Archetype Entertainment has finally answered one of the biggest questions around Exodus: you will not get a full character creator. Instead of building a custom hero from scratch, players will only be able to tweak Jun Aslan with a much narrower set of options – and yes, that has already annoyed part of the audience hoping for a Mass Effect-style level of control.
That choice says a lot about what Exodus wants to be. Like BioWare’s space opera, it centers on a fixed protagonist with an established role in the story, but Archetype is clearly betting that authored characterization matters more than letting players spend 40 minutes adjusting cheekbones. The trade-off is familiar: stronger narrative identity, less personal projection.

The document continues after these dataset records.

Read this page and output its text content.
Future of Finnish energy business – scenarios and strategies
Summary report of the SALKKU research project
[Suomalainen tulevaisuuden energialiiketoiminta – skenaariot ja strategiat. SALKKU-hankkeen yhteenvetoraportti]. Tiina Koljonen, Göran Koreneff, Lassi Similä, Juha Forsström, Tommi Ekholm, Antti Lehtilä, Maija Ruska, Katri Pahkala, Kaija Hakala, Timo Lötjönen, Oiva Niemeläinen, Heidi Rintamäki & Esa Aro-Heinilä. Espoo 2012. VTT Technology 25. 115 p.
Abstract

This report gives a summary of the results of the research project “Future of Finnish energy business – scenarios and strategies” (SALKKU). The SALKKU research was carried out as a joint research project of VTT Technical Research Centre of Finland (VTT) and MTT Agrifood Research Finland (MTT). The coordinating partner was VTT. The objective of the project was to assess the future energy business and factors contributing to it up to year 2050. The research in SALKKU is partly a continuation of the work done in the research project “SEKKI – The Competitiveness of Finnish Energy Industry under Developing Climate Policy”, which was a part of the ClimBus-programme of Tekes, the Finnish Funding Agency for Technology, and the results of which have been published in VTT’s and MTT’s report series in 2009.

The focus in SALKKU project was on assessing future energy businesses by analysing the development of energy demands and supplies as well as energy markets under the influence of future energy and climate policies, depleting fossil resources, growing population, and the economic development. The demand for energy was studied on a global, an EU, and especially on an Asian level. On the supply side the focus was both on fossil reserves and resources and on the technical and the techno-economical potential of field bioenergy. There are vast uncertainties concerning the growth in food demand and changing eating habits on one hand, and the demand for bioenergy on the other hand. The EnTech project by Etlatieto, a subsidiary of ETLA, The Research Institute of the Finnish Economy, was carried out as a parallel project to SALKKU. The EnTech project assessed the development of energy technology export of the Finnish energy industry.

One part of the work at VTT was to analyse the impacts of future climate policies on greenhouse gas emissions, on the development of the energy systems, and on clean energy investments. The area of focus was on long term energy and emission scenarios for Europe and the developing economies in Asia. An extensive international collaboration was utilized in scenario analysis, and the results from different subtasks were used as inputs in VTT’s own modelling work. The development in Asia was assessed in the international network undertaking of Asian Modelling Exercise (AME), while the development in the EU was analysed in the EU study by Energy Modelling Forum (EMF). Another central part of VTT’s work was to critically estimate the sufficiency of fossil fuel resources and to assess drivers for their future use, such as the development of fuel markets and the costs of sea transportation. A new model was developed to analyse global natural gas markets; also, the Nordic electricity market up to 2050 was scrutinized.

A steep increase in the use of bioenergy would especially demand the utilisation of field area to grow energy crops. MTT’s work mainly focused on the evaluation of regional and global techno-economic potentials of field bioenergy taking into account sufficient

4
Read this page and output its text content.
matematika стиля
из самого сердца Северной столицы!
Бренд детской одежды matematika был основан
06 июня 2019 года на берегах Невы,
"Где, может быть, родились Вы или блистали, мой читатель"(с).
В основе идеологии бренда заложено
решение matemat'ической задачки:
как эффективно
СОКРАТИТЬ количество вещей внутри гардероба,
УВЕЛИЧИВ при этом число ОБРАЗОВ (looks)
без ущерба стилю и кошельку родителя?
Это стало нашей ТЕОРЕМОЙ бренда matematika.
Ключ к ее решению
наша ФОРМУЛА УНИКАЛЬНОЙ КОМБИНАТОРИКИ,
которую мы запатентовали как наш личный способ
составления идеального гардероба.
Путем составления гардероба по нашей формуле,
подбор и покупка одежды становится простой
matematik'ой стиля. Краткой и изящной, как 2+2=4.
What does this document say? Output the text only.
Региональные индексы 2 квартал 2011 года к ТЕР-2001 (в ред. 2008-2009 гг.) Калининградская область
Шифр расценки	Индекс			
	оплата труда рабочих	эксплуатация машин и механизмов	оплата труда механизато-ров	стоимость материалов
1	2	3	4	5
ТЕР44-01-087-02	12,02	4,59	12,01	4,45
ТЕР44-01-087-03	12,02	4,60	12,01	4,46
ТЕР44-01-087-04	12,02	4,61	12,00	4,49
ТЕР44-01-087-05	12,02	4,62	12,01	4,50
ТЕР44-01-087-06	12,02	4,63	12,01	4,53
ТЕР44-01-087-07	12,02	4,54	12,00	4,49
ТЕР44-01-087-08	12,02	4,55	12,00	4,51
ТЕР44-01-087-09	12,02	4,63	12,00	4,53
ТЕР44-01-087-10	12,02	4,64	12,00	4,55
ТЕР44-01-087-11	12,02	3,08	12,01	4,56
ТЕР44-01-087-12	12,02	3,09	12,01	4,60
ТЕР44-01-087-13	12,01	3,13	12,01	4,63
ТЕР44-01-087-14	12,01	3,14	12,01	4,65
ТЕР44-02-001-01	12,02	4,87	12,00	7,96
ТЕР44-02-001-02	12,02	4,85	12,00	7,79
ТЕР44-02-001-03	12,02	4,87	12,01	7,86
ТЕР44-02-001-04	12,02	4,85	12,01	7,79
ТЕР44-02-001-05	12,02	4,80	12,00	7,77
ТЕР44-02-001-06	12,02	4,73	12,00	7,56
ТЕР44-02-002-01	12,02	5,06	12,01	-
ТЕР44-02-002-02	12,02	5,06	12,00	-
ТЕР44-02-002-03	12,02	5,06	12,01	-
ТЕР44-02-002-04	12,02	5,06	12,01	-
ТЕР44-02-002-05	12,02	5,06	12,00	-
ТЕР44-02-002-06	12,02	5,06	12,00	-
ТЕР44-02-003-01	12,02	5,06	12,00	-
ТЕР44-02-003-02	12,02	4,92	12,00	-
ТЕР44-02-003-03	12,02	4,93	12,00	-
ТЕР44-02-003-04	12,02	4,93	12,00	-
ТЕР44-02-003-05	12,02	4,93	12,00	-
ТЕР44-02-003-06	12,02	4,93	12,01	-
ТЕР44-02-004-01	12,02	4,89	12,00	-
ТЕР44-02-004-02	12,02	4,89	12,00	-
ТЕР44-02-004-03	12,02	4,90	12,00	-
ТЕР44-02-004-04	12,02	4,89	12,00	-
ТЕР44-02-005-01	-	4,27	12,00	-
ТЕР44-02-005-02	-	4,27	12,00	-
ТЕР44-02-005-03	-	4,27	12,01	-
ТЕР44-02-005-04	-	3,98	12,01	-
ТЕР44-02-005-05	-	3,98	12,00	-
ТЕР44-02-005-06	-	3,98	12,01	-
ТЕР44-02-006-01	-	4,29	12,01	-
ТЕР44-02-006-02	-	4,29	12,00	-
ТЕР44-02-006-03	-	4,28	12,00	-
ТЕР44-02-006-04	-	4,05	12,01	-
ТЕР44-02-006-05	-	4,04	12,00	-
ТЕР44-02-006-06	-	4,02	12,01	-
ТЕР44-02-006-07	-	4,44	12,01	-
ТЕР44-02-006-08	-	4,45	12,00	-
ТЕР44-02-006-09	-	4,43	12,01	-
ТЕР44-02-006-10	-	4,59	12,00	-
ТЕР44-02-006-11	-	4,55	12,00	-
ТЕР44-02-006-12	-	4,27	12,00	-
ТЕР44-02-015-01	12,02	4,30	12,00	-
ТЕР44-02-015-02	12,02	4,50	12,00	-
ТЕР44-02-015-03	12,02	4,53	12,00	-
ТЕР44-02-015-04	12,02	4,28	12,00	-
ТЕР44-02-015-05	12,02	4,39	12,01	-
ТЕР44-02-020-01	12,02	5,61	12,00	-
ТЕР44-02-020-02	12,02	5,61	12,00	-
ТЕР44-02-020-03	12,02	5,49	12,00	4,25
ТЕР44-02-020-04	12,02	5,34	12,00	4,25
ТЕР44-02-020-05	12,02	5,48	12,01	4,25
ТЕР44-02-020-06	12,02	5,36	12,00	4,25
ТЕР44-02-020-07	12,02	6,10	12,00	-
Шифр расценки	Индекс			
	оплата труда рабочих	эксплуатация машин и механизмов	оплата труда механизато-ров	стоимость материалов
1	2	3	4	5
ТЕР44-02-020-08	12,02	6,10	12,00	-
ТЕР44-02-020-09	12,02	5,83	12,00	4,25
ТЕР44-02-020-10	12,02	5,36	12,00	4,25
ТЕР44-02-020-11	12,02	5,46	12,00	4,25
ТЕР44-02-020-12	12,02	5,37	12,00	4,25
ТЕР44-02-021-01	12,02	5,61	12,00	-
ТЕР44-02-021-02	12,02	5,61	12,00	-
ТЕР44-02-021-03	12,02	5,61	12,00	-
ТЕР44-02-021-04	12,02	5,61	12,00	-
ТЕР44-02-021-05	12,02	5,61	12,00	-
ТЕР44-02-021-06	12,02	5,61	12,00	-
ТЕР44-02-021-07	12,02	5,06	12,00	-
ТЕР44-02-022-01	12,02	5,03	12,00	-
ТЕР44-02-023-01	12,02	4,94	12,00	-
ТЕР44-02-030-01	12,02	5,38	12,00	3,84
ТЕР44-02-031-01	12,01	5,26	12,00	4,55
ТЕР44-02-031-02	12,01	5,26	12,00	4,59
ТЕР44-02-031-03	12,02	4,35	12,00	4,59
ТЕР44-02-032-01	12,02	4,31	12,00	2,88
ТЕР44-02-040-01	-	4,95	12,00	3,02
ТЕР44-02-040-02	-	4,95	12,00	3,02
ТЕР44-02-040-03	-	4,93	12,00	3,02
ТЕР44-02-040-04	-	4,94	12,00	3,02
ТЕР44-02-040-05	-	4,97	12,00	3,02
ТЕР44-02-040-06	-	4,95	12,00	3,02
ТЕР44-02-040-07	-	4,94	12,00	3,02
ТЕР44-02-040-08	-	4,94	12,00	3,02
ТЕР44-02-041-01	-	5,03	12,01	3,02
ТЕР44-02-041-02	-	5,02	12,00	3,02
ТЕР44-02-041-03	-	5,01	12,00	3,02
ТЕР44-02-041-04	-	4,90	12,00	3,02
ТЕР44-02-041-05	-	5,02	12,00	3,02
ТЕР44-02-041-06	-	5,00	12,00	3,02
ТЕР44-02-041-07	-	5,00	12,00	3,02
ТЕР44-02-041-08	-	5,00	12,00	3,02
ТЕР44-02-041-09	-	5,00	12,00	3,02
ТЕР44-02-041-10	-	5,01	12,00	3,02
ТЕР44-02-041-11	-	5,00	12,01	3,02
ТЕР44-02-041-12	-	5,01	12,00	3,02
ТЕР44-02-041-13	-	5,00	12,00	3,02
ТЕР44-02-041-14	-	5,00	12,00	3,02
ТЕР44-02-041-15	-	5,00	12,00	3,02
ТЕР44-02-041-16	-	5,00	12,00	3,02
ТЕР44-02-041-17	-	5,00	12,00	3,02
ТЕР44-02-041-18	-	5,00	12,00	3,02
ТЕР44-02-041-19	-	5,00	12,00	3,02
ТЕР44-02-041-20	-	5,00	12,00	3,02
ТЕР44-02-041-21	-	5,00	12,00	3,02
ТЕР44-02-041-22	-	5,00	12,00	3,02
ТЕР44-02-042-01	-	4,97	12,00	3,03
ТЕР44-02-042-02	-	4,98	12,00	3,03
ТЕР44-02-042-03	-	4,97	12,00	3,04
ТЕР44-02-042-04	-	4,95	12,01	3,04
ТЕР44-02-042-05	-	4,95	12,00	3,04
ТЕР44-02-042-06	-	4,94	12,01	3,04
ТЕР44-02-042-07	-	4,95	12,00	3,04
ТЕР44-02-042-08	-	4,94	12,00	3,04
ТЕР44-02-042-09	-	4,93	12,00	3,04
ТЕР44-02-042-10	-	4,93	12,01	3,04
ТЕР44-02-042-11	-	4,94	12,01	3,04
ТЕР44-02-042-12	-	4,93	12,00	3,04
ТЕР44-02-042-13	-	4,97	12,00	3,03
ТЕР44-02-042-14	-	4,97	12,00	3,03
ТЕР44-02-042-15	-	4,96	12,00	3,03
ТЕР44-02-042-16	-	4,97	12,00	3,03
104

What you can change in Jun Aslan
The customization list is limited to hairstyle, facial hair, eye color, hair color, makeup, and tattoos. Archetype says its system is built around ”carefully selected parameters” rather than a full slider-based editor, which is a polite way of saying this is not the blank-canvas approach many fans expected.
- Hairstyle
- Facial hair
- Eye color
- Hair color
- Makeup
- Tattoos
Mass Effect comparisons set expectations for Exodus
The reaction has been predictably sharp. Some players have said the reveal cooled their interest in the game, which is the downside of launching a sci-fi RPG with Mass Effect comparisons attached to it. BioWare’s own formula worked partly because Shepard was both a defined character and, at least visually, one you could shape; Exodus is taking the more rigid route.
That may still be the smarter call for a story-heavy project, especially if the studio wants Jun Aslan to feel consistent across cutscenes, dialogue, and the wider world. It also avoids the usual problem with deep editors: the more freedom you give, the easier it is to end up with a protagonist who looks like they were assembled in a hurry by a haunted spreadsheet.
Exodus release window and platforms
Exodus is scheduled for early 2027 on PC via Steam and the Epic Games Store, plus PS5, Xbox Series X, and Xbox Series S. The studio is still holding back on Russian language support, and it has already shown 20 minutes of gameplay in June, suggesting this is a project now moving from vague promise to slow reveal.
The real question is whether Archetype can make a fixed hero feel as appealing as a customizable one in a genre that often sells the fantasy of ”your” character. If the writing lands, most players will forgive the missing sliders. If it doesn’t, Jun Aslan may end up being the most discussed face in the game for all the wrong reasons.